I was 5 years old. Just started kindergarten, parents newly separated, when the sexual abuse started. It was your statistical situation. Close family member. A person who everyone loved, seemed on the outside to be a carefree, fun loving person. Yet there was darkness that no one could see, at least they refused to acknowledge. This person was not who they seemed. My childhood ended at 5 years old. This lasted 5 years more. Panic attacks started around that time. Over eating. Bulimia. Self harm. I was 10. At 10 years old the was over, but I was left to process all of this in my own juvenile mind.


I was 16 years old when I finally came forward. In the result of my accusations and truth about the beloved family member, there were sides taken, myself and supportive mother were disowned from the rest of the family. Alienated.


However because I came forward, so did others in my family. Some of my generation, some from the older generation. I was in shock to know that this had been going on for years, for decades, and all there was was silence. I was 16 years old when I found my voice, my courage, and what I know now warrior self to be the one who took that first step in stopping it all.

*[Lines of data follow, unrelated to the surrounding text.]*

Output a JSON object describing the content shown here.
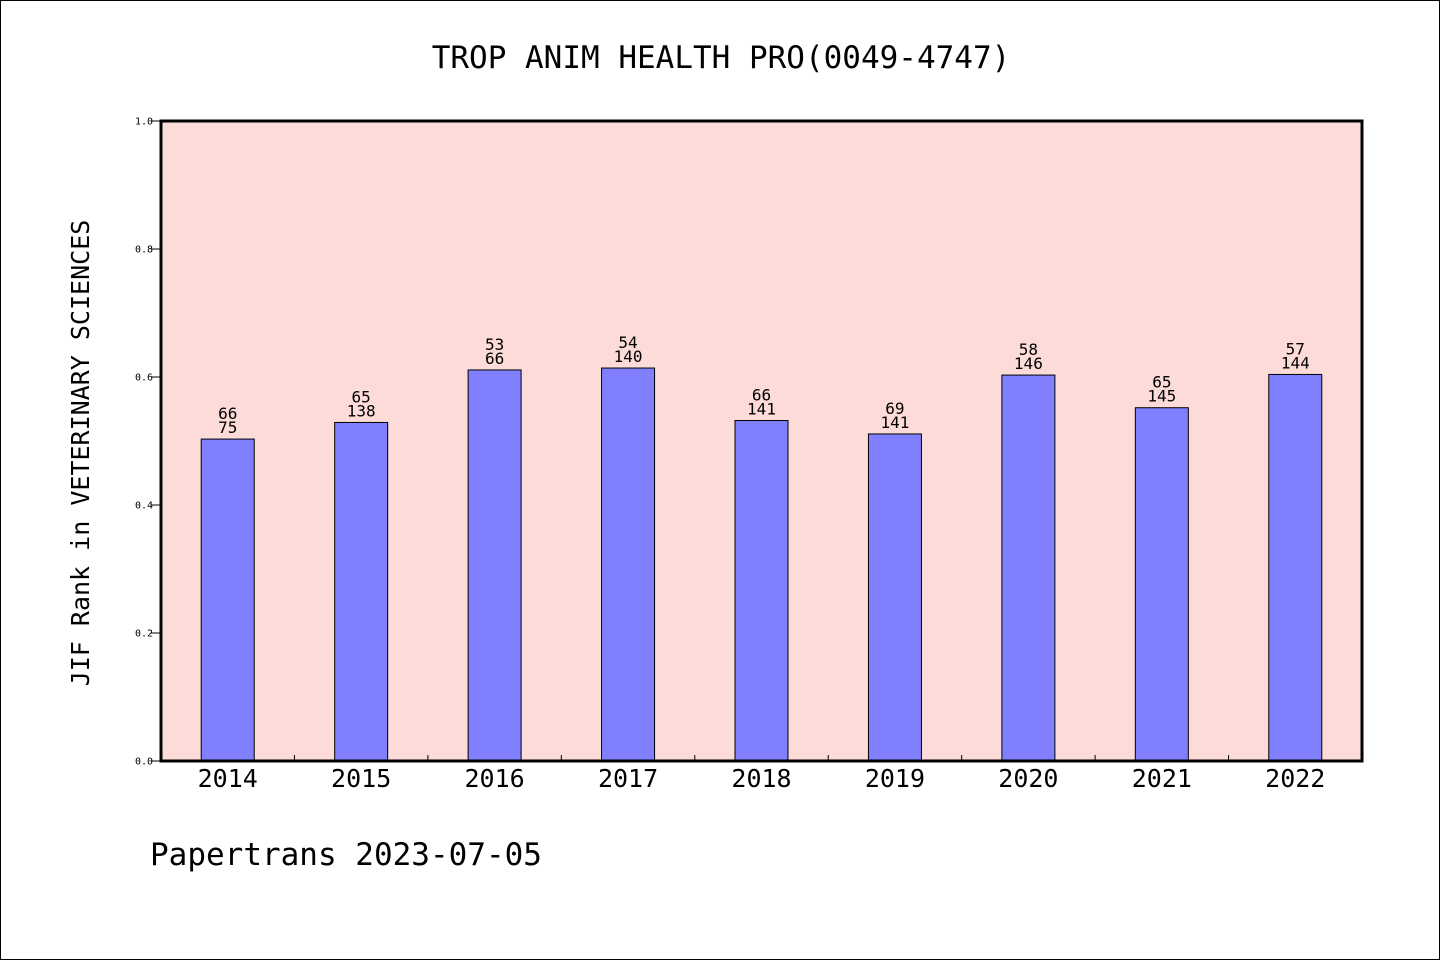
{
  "chart_data": {
    "type": "bar",
    "title": "TROP ANIM HEALTH PRO(0049-4747)",
    "xlabel": "",
    "ylabel": "JIF Rank in VETERINARY SCIENCES",
    "ylim": [
      0,
      1.0
    ],
    "yticks": [
      "0.0",
      "0.2",
      "0.4",
      "0.6",
      "0.8",
      "1.0"
    ],
    "grid": false,
    "categories": [
      "2014",
      "2015",
      "2016",
      "2017",
      "2018",
      "2019",
      "2020",
      "2021",
      "2022"
    ],
    "values": [
      0.503,
      0.529,
      0.611,
      0.614,
      0.532,
      0.511,
      0.603,
      0.552,
      0.604
    ],
    "ranks": [
      "66",
      "65",
      "53",
      "54",
      "66",
      "69",
      "58",
      "65",
      "57"
    ],
    "totals": [
      "75",
      "138",
      "66",
      "140",
      "141",
      "141",
      "146",
      "145",
      "144"
    ],
    "colors": {
      "bar_fill": "#8080ff",
      "plot_background": "#fddbd8",
      "axis": "#000000"
    }
  },
  "footer": "Papertrans 2023-07-05"
}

The authorities did nothing. Coming from a small town, there was conflict of interest among my abuser and police. Long story short, the charges were dropped.


That is when the depression, anxiety and PTSD took over. Over the years I would hear there were foster kids and church youth groups this person would be involved with. Each time, I would call Children's Aid. Why? To protect someone else when no one could protect me.


It fueled me. I felt I had to be the one to say something, when the whole reason I went through it was because no one talked about it. And it hurt every step of the way. Yes, there were thoughts of suicide. Yes, there were moments when I wanted the pain to end. I sought professional help when I was at my lowest. I still felt I faught alone, and most days it felt like I was losing.


And then one day my friend said, "You are the strongest person I know." And there it was. How could someone see that in me when I felt was broken, tired and defeated. It made me stop and reflect.


I was strong. There was a fire in me, that even in its moments of just glowing embers, still burned. I started to use it as my fuel to succeed rather than let it burn me. I was determined to not allow one person to not only take my childhood, my adolescence but not my whole life. I made sure that those 5 years of abuse did not define me, but the years after of surviving and healing did.


That quote above, is the description of my entire fight. The need to break the pattern of my family secrets and trauma. I am not seeking validation, nor recognition in this, but only for all of you to take a look at your life.


Take a deep look at where you once were, and where you are now. I know without all that had happened to me, my life now, all that I have and am thankful for would not have existed without that fight for survival and justice. And I think for the first time in my life I can say that I am proud of myself.


And that is what I want for all of you. I want you to acknowledge all you have been through, all you have done to get through it, or still going through and know you are strong. Be proud of yourself. Keep fighting. It does get better. Allow the fire you think will hurt you to build, and fuel you forward. Be your own warrior.